De la mano de esta sublime prosa de orfebre, de filigrana, que exhibe Gracq en cada frase, (tal vez la más perfecta de la narrativa francesa) , somos participes de su diletantismo extravagante (alusiones a Hegel), de su memoria de los Cristos de Durero y Rembrandt, de los inequívocos ecos de la prosa de Poe y de Buzzati, de páginas asaeteadas por versos del dionisíaco Rimbaud), y por encima de todo, de su relectura demoníaca e impactante de un Parsifal al que le ha extirpado a Dios.
El mito de la Caída, la doble naturaleza de cualquier salvador -la mano que inflige la herida es también la mano que la cura- están presentes en una historia que el autor destila una versión demoníaca de Parsifal.

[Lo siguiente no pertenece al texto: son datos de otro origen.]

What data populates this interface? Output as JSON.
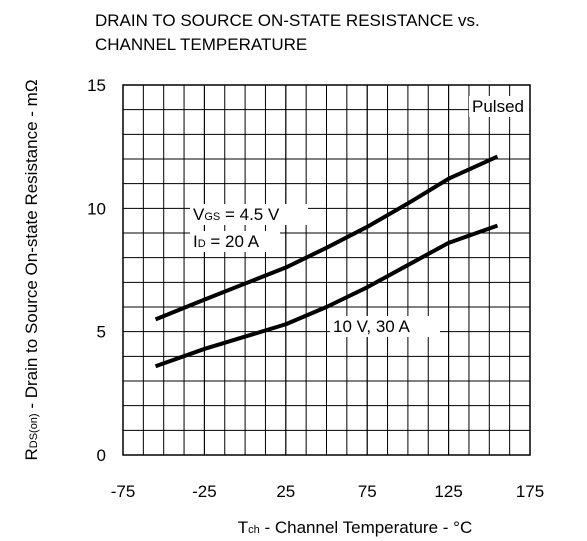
{
  "chart_data": {
    "type": "line",
    "title": [
      "DRAIN TO SOURCE ON-STATE RESISTANCE vs.",
      "CHANNEL TEMPERATURE"
    ],
    "xlabel": {
      "main": "T",
      "sub": "ch",
      "rest": " - Channel Temperature - °C"
    },
    "ylabel": {
      "main": "R",
      "sub": "DS(on)",
      "rest": " - Drain to Source On-state Resistance - mΩ"
    },
    "xlim": [
      -75,
      175
    ],
    "xticks": [
      -75,
      -25,
      25,
      75,
      125,
      175
    ],
    "ylim": [
      0,
      15
    ],
    "yticks": [
      0,
      5,
      10,
      15
    ],
    "grid": true,
    "xgrid": [
      -62.5,
      -50,
      -37.5,
      -25,
      -12.5,
      0,
      12.5,
      25,
      37.5,
      50,
      62.5,
      75,
      87.5,
      100,
      112.5,
      125,
      137.5,
      150,
      162.5
    ],
    "ygrid": [
      1,
      2,
      3,
      4,
      6,
      7,
      8,
      9,
      11,
      12,
      13,
      14
    ],
    "x": [
      -55,
      -25,
      0,
      25,
      50,
      75,
      100,
      125,
      155
    ],
    "series": [
      {
        "color": "#000000",
        "values": [
          5.5,
          6.3,
          6.95,
          7.6,
          8.4,
          9.25,
          10.2,
          11.2,
          12.1
        ]
      },
      {
        "color": "#000000",
        "values": [
          3.6,
          4.3,
          4.8,
          5.3,
          6.0,
          6.8,
          7.7,
          8.6,
          9.3
        ]
      }
    ],
    "annotations": [
      {
        "main": "Pulsed"
      },
      {
        "main": "V",
        "sub": "GS",
        "rest": " = 4.5 V"
      },
      {
        "main": "I",
        "sub": "D",
        "rest": " = 20 A"
      },
      {
        "main": "10 V, 30 A"
      }
    ]
  }
}
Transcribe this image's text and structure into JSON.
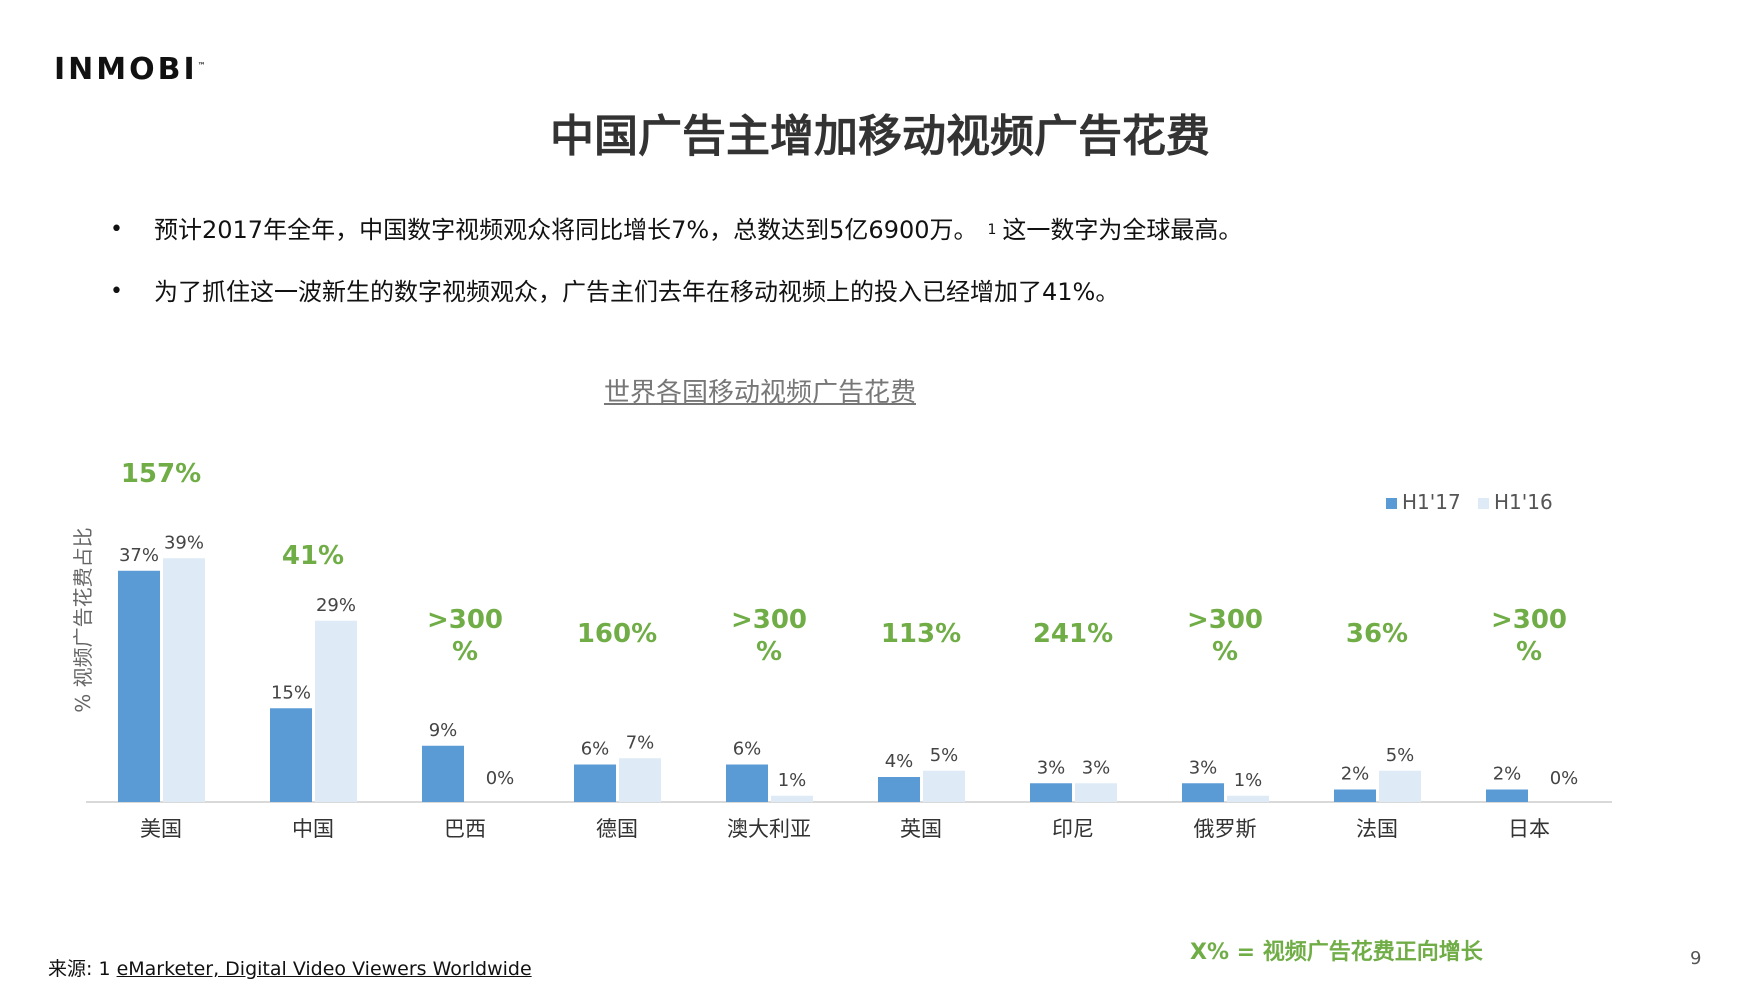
{
  "logo_text": "INMOBI",
  "title": "中国广告主增加移动视频广告花费",
  "bullets": [
    {
      "text": "预计2017年全年，中国数字视频观众将同比增长7%，总数达到5亿6900万。",
      "sup": "1",
      "tail": "这一数字为全球最高。"
    },
    {
      "text": "为了抓住这一波新生的数字视频观众，广告主们去年在移动视频上的投入已经增加了41%。",
      "sup": "",
      "tail": ""
    }
  ],
  "chart_title": "世界各国移动视频广告花费",
  "chart_data": {
    "type": "bar",
    "ylabel": "% 视频广告花费占比",
    "categories": [
      "美国",
      "中国",
      "巴西",
      "德国",
      "澳大利亚",
      "英国",
      "印尼",
      "俄罗斯",
      "法国",
      "日本"
    ],
    "series": [
      {
        "name": "H1'17",
        "color": "#5b9bd5",
        "values": [
          37,
          15,
          9,
          6,
          6,
          4,
          3,
          3,
          2,
          2
        ]
      },
      {
        "name": "H1'16",
        "color": "#deebf7",
        "values": [
          39,
          29,
          0,
          7,
          1,
          5,
          3,
          1,
          5,
          0
        ]
      }
    ],
    "growth_labels": [
      "157%",
      "41%",
      ">300%",
      "160%",
      ">300%",
      "113%",
      "241%",
      ">300%",
      "36%",
      ">300%"
    ],
    "growth_color": "#70ad47",
    "ylim": [
      0,
      40
    ],
    "legend_position": "top-right"
  },
  "legend_note": "X% = 视频广告花费正向增长",
  "footnote": {
    "prefix": "来源: 1 ",
    "source": "eMarketer, Digital Video Viewers Worldwide"
  },
  "page_number": "9"
}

Leer a Julien Gracq es ser abrazado por el misterio mágico de ignotas geografías y puestos de observación, es ser arrojados a castillos, balcones, almirantazgos… desde los que se espera el acontecimiento que se balancea entre el desastre y la salvación, es ser invadidos por «las imágenes que desarrolla todo viaje iniciático que reenvía cada una de ellas de manera enigmática a un encuentro prefigurado que hacen presentir y que las concluirá: la potencia maléfica de las excursiones mágica saca su fuerza de que ellas son todas, de una manera u otra, “caminos de la vida”.
Entre el desastre y la maravilla se desliza la escritura de Julien Gracq que es una celebración permanente del enigma de la existencia, de su plenitud, del arrobo ante la misteriosa inmanencia del mundo. Una novela magnífica, poética, cautivadora, que se aleja de los desgastados tópicos de la insípida novela moderna. Es cierto que quienes estén acostumbrados a novelas de acción llenas de diálogos quizá no la aprecien, las frases son largas y la lectura requiere concentración y meditación, pero está lejos de resultar pesada, tal es la maestría de Julien Gracq en el arte de combinar las palabras. La historia, en fin, es oscura, onírica, descriptiva y contemplativa: ¡una pura delicia!